Da Cidade de Goiás – O filme Rio de Lama, sobre a maior tragédia ambiental do Brasil, o rompimento da barragem da mineradora Samarco, em Minas Gerais, abriu a programação oficial do Festival Internacional de Cinema e Vídeo Ambiental de Goiás, o Fica, ontem à noite, na cidade de Goiás. O curta-metragem de Tadeu Jungle foi o primeiro documentário a participar da abertura do festival de cinema, geralmente marcada por discursos de autoridades e shows musicais, e não por cinema. A outra vez que isso aconteceu foi há 18 anos, na primeira edição do Fica, em 1999, com a exibição da cópia restaurada do clássico Sinfonia Amazônica, animação em longa-metragem de 1953, de Anélio Latini Filho.
O diretor paulista Tadeu Jungle é um dos principais nomes do audiovisual brasileiro desde o início dos anos 80, quando as produtoras Olhar Eletrônico e TVDO injetaram ousadia e experimentação na linguagem do vídeo, algo então novo no Brasil, influenciando a TV e até o cinema. Com Rio de Lama, ele também quer desbravar caminhos, investindo na realidade virtual.
“A realidade virtual vai mudar a gramática narrativa do audiovisual. É uma revolução. Com a técnica de realidade virtual, onde se filma com uma câmera capaz de captar imagens em 360°, e não somente em uma sequência de planos – como é feito desde sempre nas produções cinematográficas – , o público participa da obra, já que assim há um processo de imersão nos filmes. O espectador é levado para dentro da cena. Imagine o que isso pode fazer pela educação”, disse o cineasta.
Na sessão no Cinemão, Tadeu exibiu o curta filmado com a técnica de realidade virtual na tela plana, da forma tradicional. “A maneira ideal, claro, é assisti-lo com óculos especiais de realidade virtual, que permitem ao espectador escolher onde olhar nos 360 graus registrados, algo que vai além da sensação do 3D. Já estava querendo fazer algo em realidade virtual há algum tempo, mas, quando aconteceu essa tragédia, pensei que o peso da denúncia – trata-se de um filme de ativista mesmo – ganharia outro impacto graças a essa técnica.”

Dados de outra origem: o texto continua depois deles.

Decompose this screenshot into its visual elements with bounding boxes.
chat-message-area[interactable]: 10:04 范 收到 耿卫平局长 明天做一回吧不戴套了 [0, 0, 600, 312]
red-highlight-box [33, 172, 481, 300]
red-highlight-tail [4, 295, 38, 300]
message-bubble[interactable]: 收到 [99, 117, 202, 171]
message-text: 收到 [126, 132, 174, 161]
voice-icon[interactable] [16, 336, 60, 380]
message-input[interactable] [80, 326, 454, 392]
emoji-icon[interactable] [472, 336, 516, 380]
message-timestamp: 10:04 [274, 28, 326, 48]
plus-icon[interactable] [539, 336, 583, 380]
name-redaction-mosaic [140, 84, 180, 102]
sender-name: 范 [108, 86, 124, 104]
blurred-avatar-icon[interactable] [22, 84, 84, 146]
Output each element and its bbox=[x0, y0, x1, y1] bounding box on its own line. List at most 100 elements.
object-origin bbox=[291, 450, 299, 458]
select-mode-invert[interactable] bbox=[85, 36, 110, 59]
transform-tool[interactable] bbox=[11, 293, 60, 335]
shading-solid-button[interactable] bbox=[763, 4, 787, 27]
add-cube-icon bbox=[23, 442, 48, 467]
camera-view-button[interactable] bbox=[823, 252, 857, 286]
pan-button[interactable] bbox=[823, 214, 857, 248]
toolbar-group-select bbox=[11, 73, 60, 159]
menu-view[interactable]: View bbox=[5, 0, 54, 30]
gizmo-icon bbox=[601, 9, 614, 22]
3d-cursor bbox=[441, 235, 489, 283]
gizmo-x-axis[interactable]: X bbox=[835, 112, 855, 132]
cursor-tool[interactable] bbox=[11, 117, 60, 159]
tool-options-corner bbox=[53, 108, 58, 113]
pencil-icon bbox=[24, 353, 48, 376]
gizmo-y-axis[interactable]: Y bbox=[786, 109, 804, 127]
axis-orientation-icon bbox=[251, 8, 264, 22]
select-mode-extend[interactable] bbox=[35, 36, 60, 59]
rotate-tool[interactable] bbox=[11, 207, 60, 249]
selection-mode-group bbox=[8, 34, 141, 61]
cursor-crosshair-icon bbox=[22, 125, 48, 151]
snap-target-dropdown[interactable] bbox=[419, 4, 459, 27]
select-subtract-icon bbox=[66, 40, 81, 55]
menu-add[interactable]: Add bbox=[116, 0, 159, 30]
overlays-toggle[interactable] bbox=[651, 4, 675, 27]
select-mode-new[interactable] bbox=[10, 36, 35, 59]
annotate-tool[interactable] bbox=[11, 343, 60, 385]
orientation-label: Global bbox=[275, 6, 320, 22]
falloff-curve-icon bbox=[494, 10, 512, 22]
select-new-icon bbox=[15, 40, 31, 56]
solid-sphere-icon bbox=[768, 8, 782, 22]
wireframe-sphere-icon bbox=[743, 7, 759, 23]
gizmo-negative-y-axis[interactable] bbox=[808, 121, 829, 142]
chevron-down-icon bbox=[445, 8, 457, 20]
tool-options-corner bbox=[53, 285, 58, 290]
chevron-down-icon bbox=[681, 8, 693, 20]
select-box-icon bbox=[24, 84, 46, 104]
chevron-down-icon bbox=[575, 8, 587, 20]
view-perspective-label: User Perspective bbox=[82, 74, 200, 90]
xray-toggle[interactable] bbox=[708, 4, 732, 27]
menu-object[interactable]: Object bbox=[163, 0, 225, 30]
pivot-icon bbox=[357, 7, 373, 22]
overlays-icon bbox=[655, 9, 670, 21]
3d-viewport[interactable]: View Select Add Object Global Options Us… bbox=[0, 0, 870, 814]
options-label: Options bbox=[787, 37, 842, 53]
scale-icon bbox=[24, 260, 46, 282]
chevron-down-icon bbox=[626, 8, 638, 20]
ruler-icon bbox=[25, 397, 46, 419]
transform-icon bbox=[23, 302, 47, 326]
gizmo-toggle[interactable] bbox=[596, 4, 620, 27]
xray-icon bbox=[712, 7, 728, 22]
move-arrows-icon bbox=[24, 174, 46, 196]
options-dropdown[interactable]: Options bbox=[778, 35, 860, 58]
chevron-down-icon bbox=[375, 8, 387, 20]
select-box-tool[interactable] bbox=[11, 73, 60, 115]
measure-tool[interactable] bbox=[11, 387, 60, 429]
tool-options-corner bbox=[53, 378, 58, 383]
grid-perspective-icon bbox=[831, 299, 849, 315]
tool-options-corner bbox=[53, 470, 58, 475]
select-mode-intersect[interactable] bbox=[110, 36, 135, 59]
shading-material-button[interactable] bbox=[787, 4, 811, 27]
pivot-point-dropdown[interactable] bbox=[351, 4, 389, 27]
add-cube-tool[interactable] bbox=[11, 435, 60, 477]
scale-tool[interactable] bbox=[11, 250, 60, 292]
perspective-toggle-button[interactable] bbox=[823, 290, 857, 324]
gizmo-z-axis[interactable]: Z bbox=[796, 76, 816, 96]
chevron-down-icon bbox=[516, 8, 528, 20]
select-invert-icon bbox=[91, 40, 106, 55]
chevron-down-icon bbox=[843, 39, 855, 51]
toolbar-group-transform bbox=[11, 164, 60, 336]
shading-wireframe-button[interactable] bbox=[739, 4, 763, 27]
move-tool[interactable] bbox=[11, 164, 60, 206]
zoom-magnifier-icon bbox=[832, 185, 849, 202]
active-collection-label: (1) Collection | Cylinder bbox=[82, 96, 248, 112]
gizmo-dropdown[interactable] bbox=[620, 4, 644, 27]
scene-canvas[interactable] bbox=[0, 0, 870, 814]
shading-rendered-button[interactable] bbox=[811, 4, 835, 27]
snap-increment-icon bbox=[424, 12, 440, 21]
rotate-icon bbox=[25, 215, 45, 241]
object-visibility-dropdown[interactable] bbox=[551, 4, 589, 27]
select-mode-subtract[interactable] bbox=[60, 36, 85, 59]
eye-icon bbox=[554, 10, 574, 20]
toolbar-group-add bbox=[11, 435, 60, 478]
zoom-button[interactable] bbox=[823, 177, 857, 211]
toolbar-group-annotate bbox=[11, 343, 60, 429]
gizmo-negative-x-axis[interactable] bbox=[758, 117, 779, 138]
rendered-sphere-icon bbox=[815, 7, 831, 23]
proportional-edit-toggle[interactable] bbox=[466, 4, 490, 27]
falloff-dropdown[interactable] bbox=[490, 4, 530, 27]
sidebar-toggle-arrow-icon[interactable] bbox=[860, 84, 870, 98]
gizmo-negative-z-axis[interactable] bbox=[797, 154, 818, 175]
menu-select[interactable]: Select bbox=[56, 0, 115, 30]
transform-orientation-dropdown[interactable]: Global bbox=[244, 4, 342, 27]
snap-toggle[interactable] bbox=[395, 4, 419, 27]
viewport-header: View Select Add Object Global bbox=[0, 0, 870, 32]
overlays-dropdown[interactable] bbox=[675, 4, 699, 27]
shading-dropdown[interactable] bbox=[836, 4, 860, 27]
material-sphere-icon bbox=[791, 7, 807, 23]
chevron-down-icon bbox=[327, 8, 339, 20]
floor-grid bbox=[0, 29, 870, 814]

O curta foi filmado em dezembro de 2015, cerca de um mês após a tragédia provocada pela Samarco, concentrando-se em Bento Rodrigues, comunidade vizinha a Mariana e que também foi praticamente destruída pelo rompimento da barragem. Apesar do tom de denúncia e das imagens de ruínas e lama, o diretor traz para o foco algo subjetivo, a memória dos moradores.
“Nas entrevistas me chamou a atenção como eles descreviam com carinho a sua comunidade, a alegria das crianças brincando na rua, o sossego do lugar, a solidariedade e a convivência com os vizinhos, as árvores, os animais”, comentou Tadeu . “Mesmo que reconstruam Bento Rodrigues em outro lugar, como está previsto, a comunidade, como esses moradores conheciam e amavam, jamais será reconstruída. É algo perdido para sempre, como as 19 vidas perdidas na tragédia na cidade, claro”, lamentou.
Até domingo o público vai poder viver essa experiência na cidade de Goiás. Rodrigo Santana, coordenador operacional do Fica, informa que o diretor e a produção do evento disponibilizam o acesso ao óculos especial e ao filme no mesmo local do Cinemão, o antigo colégio Sant’Ana e atual unidade da UFG, das 9h às 12h e das 14h às 17h. A entrada é gratuita, assim como todas as atividades do festival.
A repórter viajou a convite da organização do festival.